I think all the cross-posting on the committee lists also reflects a kind of self-selecting meritocratic cabal, the core of which also talks on IRC a lot. I think of jgarnett's complaint of something 'going missing' to public view when it heads off onto the viscom list. But the discuss list is too big and general-interest to get into the minutiae of how many t-shirts to order for people at a conference.

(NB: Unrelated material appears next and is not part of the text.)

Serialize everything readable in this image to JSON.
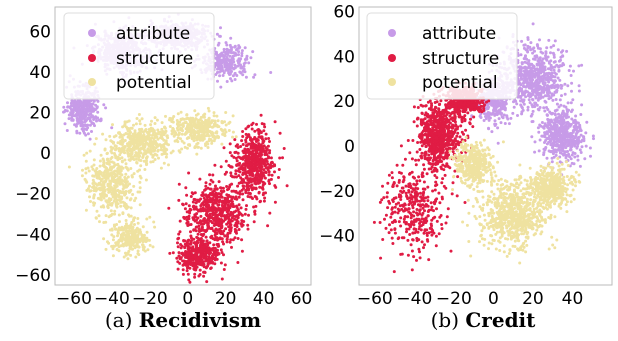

More technological fixes... start an osgeo-awareness RSS feed and moderated list... have people write more down about what they are doing. Try and keep stuff *off* the lists, omg, and not start too many more. The board list, btw is open posting and some non-board-members subscribe. Make clearer about wiki etiquette - it really is okay to tear others' stuff apart - to alter public opinion - that's what wiki is for.
Jeroen Ticheler
- Site navigation is non-intuitive, at least to me :( . The way the community wiki and the official site are linked is confusing since they use different navigation menus that get me lost quickly. It's not clear to me what the role is of the official web site compared to the WIKI; much of the relevant information is developed on the WIKI. Will the distinction remain? A clear lay-out and navigation structure would help a lot. E.g. through a CMS that provides both WIKI and other document types, I guess that's covered by Drupal as proposed.
This point should not be taken as a hard "this is not working" as I know people work on it and its a tedious and involved process:
- The supporting infrastructure needs a lot of development for new projects or migrating projects in order to keep project administration simple (avoid the need for five different service providers for the tools used by a project).